There are about 50 people in orange enjoying some beers, and it’s not a coincidence: this is where Dynamo fan group and band El Batallón meets before every match. The crowd grows as we get closer to game time, and every person that walks in greeted like family, with hugs and kisses on the cheek. Apart from the orange and black El Batallón shirts, you also see a variety of jerseys, MLS and otherwise. A fan in a Mexico jersey is laughing with a friend in a Honduran jersey.Another fan in an Argentina jersey makes fun of his friend for the USMNT missing the World Cup. That’s the beauty of El Batallón: it’s as diverse as Houston itself.

The idea is to bring the passion of football leagues in Argentina, Colombia, and Mexico to the MLS.

About 15 minutes before kickoff, the real party begins, as drums and flags emerge from a backroom. The tamboreada begins, and as the sounds of trumpets and trombones kick in, the procession to the stadium begins. Passersby and a few juggalos join in, and a few “whoop whoops” are heard. The march on the stadium has become somewhat common among MLS teams, but in other cities like Portland and Seattle, the marches are more reminiscent of the chants and scarf-waving typical of European clubs.

In Houston, the inspirations come from further south. The tamboraeda is a rhythmic dance party and everyone is invited. The idea is to bring the passion of football leagues in Argentina, Colombia, and Mexico to the MLS. The music stops for a bit as the band gets through an expedited security line; a member of the stadium staff already went by the bar and carded and wrist banded all those old enough to drink. Once inside, the parade picks up again, as they continue the march through the stadium to the north end of the stadium, where they join the other official Dynamo fan clubs, The Brickwall Firm and the Texian Army. The music will not stop for the rest of the match.

The Dynamo are a bit overmatched when facing Sporting Kansas City–who sport the stingiest defense in the league–without their top strikers, who are out due to World Cup qualifiers the night before. Sporting strikes first but the band plays on. I spoke to one of the longest tenured members of the group before the match, Manolo Gutierrez, who told me their goal is “intimidation through jubilation.” Throughout the night, El Batallón will change the song rotation, depending on how the team is doing. Like a dragon boat drummer, they guide their team through a rhythmic hypnosis, while trying to throw their opponent off. The band and the hundreds seated in the fan section sing along all night.
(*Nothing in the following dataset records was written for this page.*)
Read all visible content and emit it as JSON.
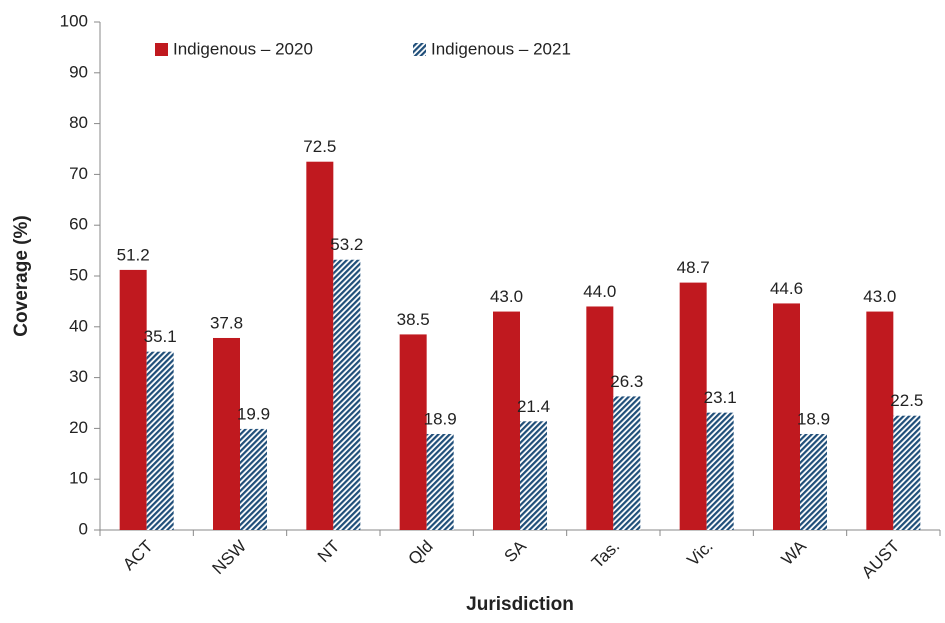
{
  "chart_data": {
    "type": "bar",
    "x_label": "Jurisdiction",
    "y_label": "Coverage (%)",
    "categories": [
      "ACT",
      "NSW",
      "NT",
      "Qld",
      "SA",
      "Tas.",
      "Vic.",
      "WA",
      "AUST"
    ],
    "series": [
      {
        "name": "Indigenous – 2020",
        "color": "#c0191f",
        "values": [
          51.2,
          37.8,
          72.5,
          38.5,
          43.0,
          44.0,
          48.7,
          44.6,
          43.0
        ],
        "value_labels": [
          "51.2",
          "37.8",
          "72.5",
          "38.5",
          "43.0",
          "44.0",
          "48.7",
          "44.6",
          "43.0"
        ]
      },
      {
        "name": "Indigenous – 2021",
        "color": "#1f4e79",
        "hatch": true,
        "values": [
          35.1,
          19.9,
          53.2,
          18.9,
          21.4,
          26.3,
          23.1,
          18.9,
          22.5
        ],
        "value_labels": [
          "35.1",
          "19.9",
          "53.2",
          "18.9",
          "21.4",
          "26.3",
          "23.1",
          "18.9",
          "22.5"
        ]
      }
    ],
    "ylim": [
      0,
      100
    ],
    "yticks": [
      0,
      10,
      20,
      30,
      40,
      50,
      60,
      70,
      80,
      90,
      100
    ],
    "legend": "top-left",
    "grid": false
  }
}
The sound of the tamboreada is all you can hear throughout the stadium; you can barely hear the distant sound of the announcer whenever there is a foul or substitution. The only respite is when the whistle blows halftime; the music stops, as the band moves towards the bathrooms, and to grab a few beers.

The camaraderie is clear among the group: everyone’s buying each other’s cold ones, helping each other carry instruments and bags. When speaking to Gutierrez, he told me their friendship extends beyond the matches; they regularly get together for events and outings. When Hurricane Harvey hit Houston, members of El Batallon organized collection drives and delivered goods to those who had to take shelter at the George R. Brown Convention Center, around the corner from the stadium. Many of the members even got together to help the Houston community with demolition, clean up and rebuilding. At the stadium or in the community, El Batallón represents what’s best about soccer, about MLS, and about Houston.